Head coach Jay Wright’s Wildcats come into the tournament as the No. 1 overall seed. That means the Wildcats have the proverbial target on their backs. Considering the road they have to travel to return to the Final Four, the whole target thing is more than just an overused cliché in this case.
Last season, the issue was about merely surviving the first weekend. This year, the question is, can they win it all again?
“And this year, it is about repeating. You’re a one seed, and so you’re supposed to win it if you’re the one seed, right?,” Wright said during the team’s press conference in Buffalo, the site of their opening round games. “It’s all about how you handle that, and I think having that pressure last year and having pressure this year, I think makes it a little bit easier to handle.”

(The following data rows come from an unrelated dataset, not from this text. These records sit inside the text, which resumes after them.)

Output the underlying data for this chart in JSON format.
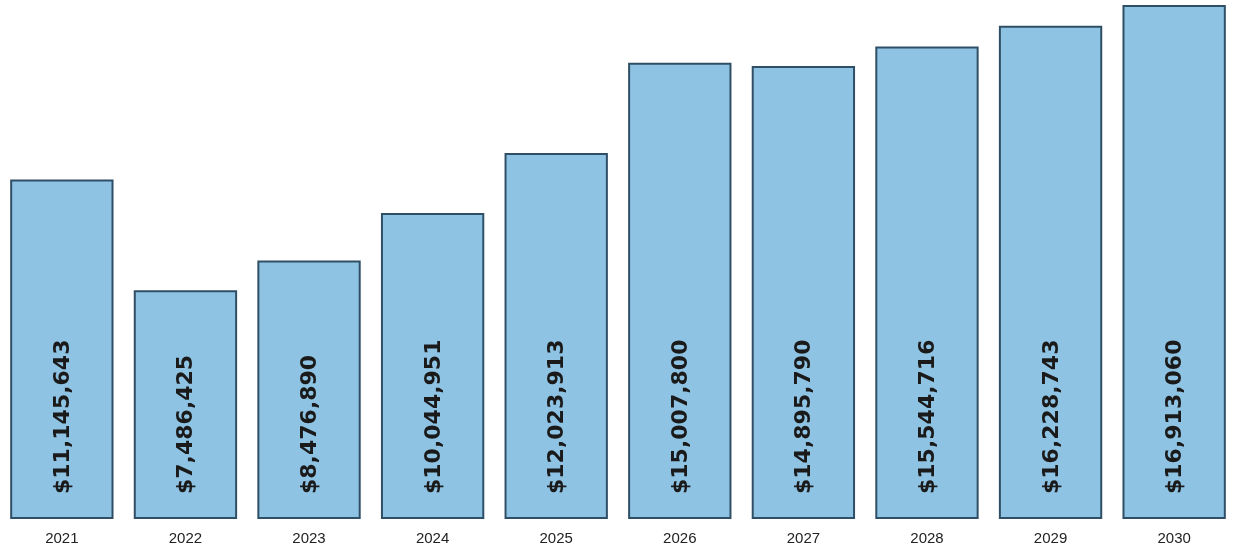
{
  "chart_data": {
    "type": "bar",
    "categories": [
      "2021",
      "2022",
      "2023",
      "2024",
      "2025",
      "2026",
      "2027",
      "2028",
      "2029",
      "2030"
    ],
    "values": [
      11145643,
      7486425,
      8476890,
      10044951,
      12023913,
      15007800,
      14895790,
      15544716,
      16228743,
      16913060
    ],
    "value_labels": [
      "$11,145,643",
      "$7,486,425",
      "$8,476,890",
      "$10,044,951",
      "$12,023,913",
      "$15,007,800",
      "$14,895,790",
      "$15,544,716",
      "$16,228,743",
      "$16,913,060"
    ],
    "color": "#8fc3e3"
  }
}
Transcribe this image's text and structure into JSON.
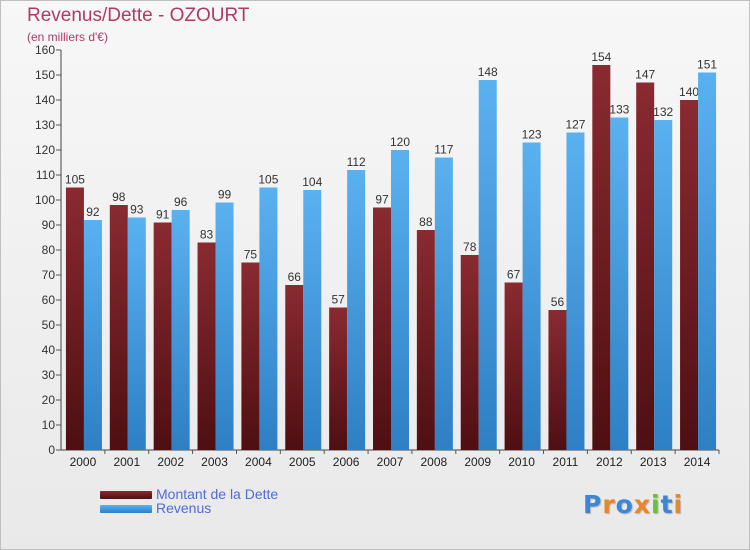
{
  "header": {
    "title": "Revenus/Dette - OZOURT",
    "subtitle": "(en milliers d'€)"
  },
  "chart_data": {
    "type": "bar",
    "categories": [
      "2000",
      "2001",
      "2002",
      "2003",
      "2004",
      "2005",
      "2006",
      "2007",
      "2008",
      "2009",
      "2010",
      "2011",
      "2012",
      "2013",
      "2014"
    ],
    "series": [
      {
        "name": "Montant de la Dette",
        "color": "#7a1f25",
        "values": [
          105,
          98,
          91,
          83,
          75,
          66,
          57,
          97,
          88,
          78,
          67,
          56,
          154,
          147,
          140
        ]
      },
      {
        "name": "Revenus",
        "color": "#4aa3e6",
        "values": [
          92,
          93,
          96,
          99,
          105,
          104,
          112,
          120,
          117,
          148,
          123,
          127,
          133,
          132,
          151
        ]
      }
    ],
    "ylim": [
      0,
      160
    ],
    "ytick_step": 10,
    "grid": false,
    "legend_position": "bottom-left"
  },
  "legend": {
    "items": [
      {
        "label": "Montant de la Dette",
        "color": "#7a1f25"
      },
      {
        "label": "Revenus",
        "color": "#4aa3e6"
      }
    ]
  },
  "logo": {
    "letters": [
      "P",
      "r",
      "o",
      "x",
      "i",
      "t",
      "i"
    ],
    "colors": [
      "#3b86d6",
      "#e5872d",
      "#3b86d6",
      "#e5872d",
      "#6cbf3b",
      "#3b86d6",
      "#e5872d"
    ]
  }
}
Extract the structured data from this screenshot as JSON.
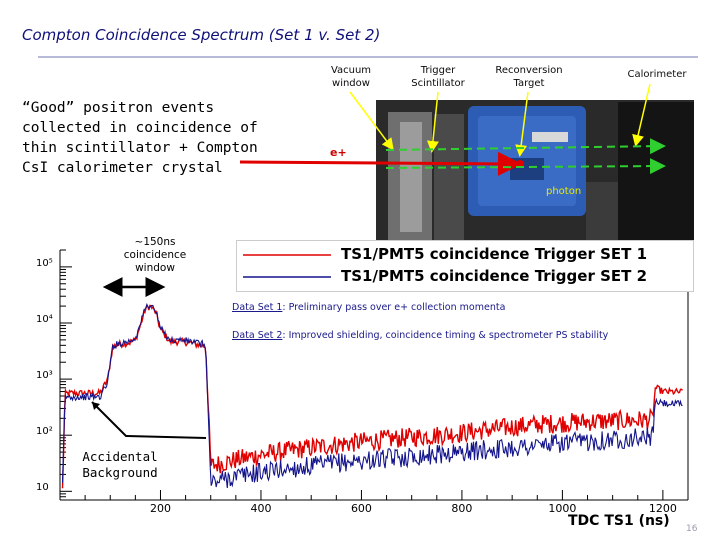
{
  "slide": {
    "title": "Compton Coincidence Spectrum (Set 1 v. Set 2)",
    "description": "“Good” positron events collected in coincidence of thin scintillator + Compton CsI calorimeter crystal",
    "page_number": "16"
  },
  "photo": {
    "labels": {
      "vacuum_window": "Vacuum window",
      "trigger_scintillator": "Trigger Scintillator",
      "reconversion_target": "Reconversion Target",
      "calorimeter": "Calorimeter"
    },
    "beam_label": "e+",
    "photon_label": "photon",
    "colors": {
      "beam": "#e00000",
      "photon": "#2fcf2f",
      "arrow": "#ffff00"
    }
  },
  "annotations": {
    "window_note": "~150ns coincidence window",
    "accidental_label": "Accidental Background",
    "note1_label": "Data Set 1",
    "note1_text": ": Preliminary pass over e+ collection momenta",
    "note2_label": "Data Set 2",
    "note2_text": ": Improved shielding, coincidence timing & spectrometer PS stability"
  },
  "chart_data": {
    "type": "line",
    "xlabel": "TDC TS1 (ns)",
    "ylabel": "",
    "title": "",
    "xlim": [
      0,
      1250
    ],
    "ylim": [
      7,
      200000
    ],
    "y_scale": "log",
    "x_ticks": [
      200,
      400,
      600,
      800,
      1000,
      1200
    ],
    "y_ticks": [
      {
        "value": 100000,
        "label": "10⁵"
      },
      {
        "value": 10000,
        "label": "10⁴"
      },
      {
        "value": 1000,
        "label": "10³"
      },
      {
        "value": 100,
        "label": "10²"
      },
      {
        "value": 10,
        "label": "10"
      }
    ],
    "legend": {
      "position": "top-right"
    },
    "series": [
      {
        "name": "TS1/PMT5 coincidence Trigger SET 1",
        "color": "#e00000",
        "x": [
          5,
          10,
          20,
          30,
          40,
          60,
          80,
          95,
          105,
          120,
          140,
          150,
          160,
          170,
          180,
          190,
          200,
          220,
          240,
          260,
          280,
          290,
          300,
          310,
          330,
          360,
          400,
          450,
          500,
          550,
          600,
          650,
          700,
          750,
          800,
          850,
          900,
          950,
          1000,
          1050,
          1100,
          1150,
          1180,
          1185,
          1200,
          1220,
          1240
        ],
        "y": [
          10,
          550,
          560,
          560,
          560,
          560,
          560,
          1000,
          3800,
          4200,
          4500,
          5000,
          9000,
          18000,
          20000,
          16000,
          7500,
          4600,
          4700,
          4400,
          4000,
          3800,
          28,
          30,
          33,
          38,
          45,
          52,
          60,
          68,
          76,
          84,
          92,
          100,
          110,
          125,
          140,
          155,
          165,
          175,
          180,
          185,
          190,
          700,
          600,
          590,
          590
        ]
      },
      {
        "name": "TS1/PMT5 coincidence Trigger SET 2",
        "color": "#14148c",
        "x": [
          5,
          10,
          20,
          30,
          40,
          60,
          80,
          95,
          105,
          120,
          140,
          150,
          160,
          170,
          180,
          190,
          200,
          220,
          240,
          260,
          280,
          290,
          300,
          310,
          330,
          360,
          400,
          450,
          500,
          550,
          600,
          650,
          700,
          750,
          800,
          850,
          900,
          950,
          1000,
          1050,
          1100,
          1150,
          1180,
          1185,
          1200,
          1220,
          1240
        ],
        "y": [
          10,
          480,
          480,
          480,
          480,
          480,
          480,
          900,
          3900,
          4400,
          4800,
          5400,
          9500,
          19000,
          21000,
          17000,
          8000,
          4900,
          5000,
          4700,
          4300,
          4100,
          14,
          15,
          17,
          19,
          22,
          25,
          28,
          32,
          35,
          38,
          42,
          46,
          50,
          55,
          60,
          66,
          72,
          78,
          84,
          90,
          96,
          400,
          370,
          360,
          360
        ]
      }
    ]
  }
}
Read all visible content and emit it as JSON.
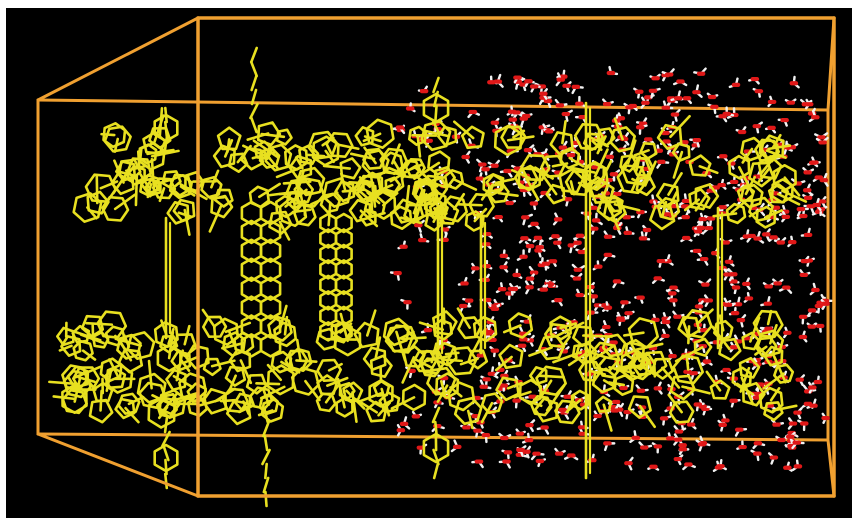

Barring an upset of biblical proportions, Villanova should have gotten past a scrappy No. 16 seed in Mount St. Mary’s (Md.) by the time you read this because, well, no 16 seed has ever beaten a No. 1 seed. No matter who the Wildcats meet in Saturday’s Third Round, they’re going to face a tough opponent. Whether it’s a Virginia Tech, a team that likes to go and down the court and hit threes or a tough defensive-minded Wisconsin squad, Villanova is not going to have an easy road.
If the Wildcats the tumultuous road of the first weekend, there are possible Sweet 16 matchups with teams like Virginia, who they beat in a close game during the regular season and Florida. Should Nova get to the regional final, No. 2 seed Duke and/or No. 3 seed Baylor await them.
But the Wildcats have enough fire power and experience to play against the nation’s best teams. If they proved anything from beating teams like Kansas, Oklahoma and North Carolina in last year’s tournament, they’re not going to go out without a fight. The fact that they are the top team in this year’s Big Dance is proof-positive of that.
Villanova is led by senior and Play-of-the Year candidate Josh Hart, who is averaging 18.9 points per game and is shooting 40 percent from three-point range. At the point guard spot, Jalen Brunson, whose father Rick was a standout playmaking guard at Temple, has picked up where his predecessor Ryan Arcidiacano left off.
Brunson is the Wildcats second-leading scorer, averaging 14.8 while dishing out 4.2 assists per game. One of his best performances came in a win over Seton Hall, he scored 22 points and had 10 assists. He’s the guy who runs the Villanova offense.
And don’t forget about last year’s hero Jenkins. He can still fill it up from three-point range and is currently shooting 37 percent from behind the arc. He’s averaging 13 points per game. In fact, the Wildcats have four players that are shooting close to 40 percent from three-point range. Sophomore Mikal Bridges, is averaging close to 10 points per game and is also shooting 40 percent from three-point range.
The biggest thing for the Wildcats players is can they handle the onslaught of another tough run to the NCAA Tournament. Hart said there’s no time for savoring the moment of being able to defend their title with teams gunning to take their crown.
“It’s hard to do it now because we have questions about repeating. So, you know, you can’t really embrace it too much,” Hart said. “Obviously, it’s a blessing being able to be here, this isn’t a privilege. But that’s why we got to just rely on each other and focus on each other, and don’t focus on anything else.”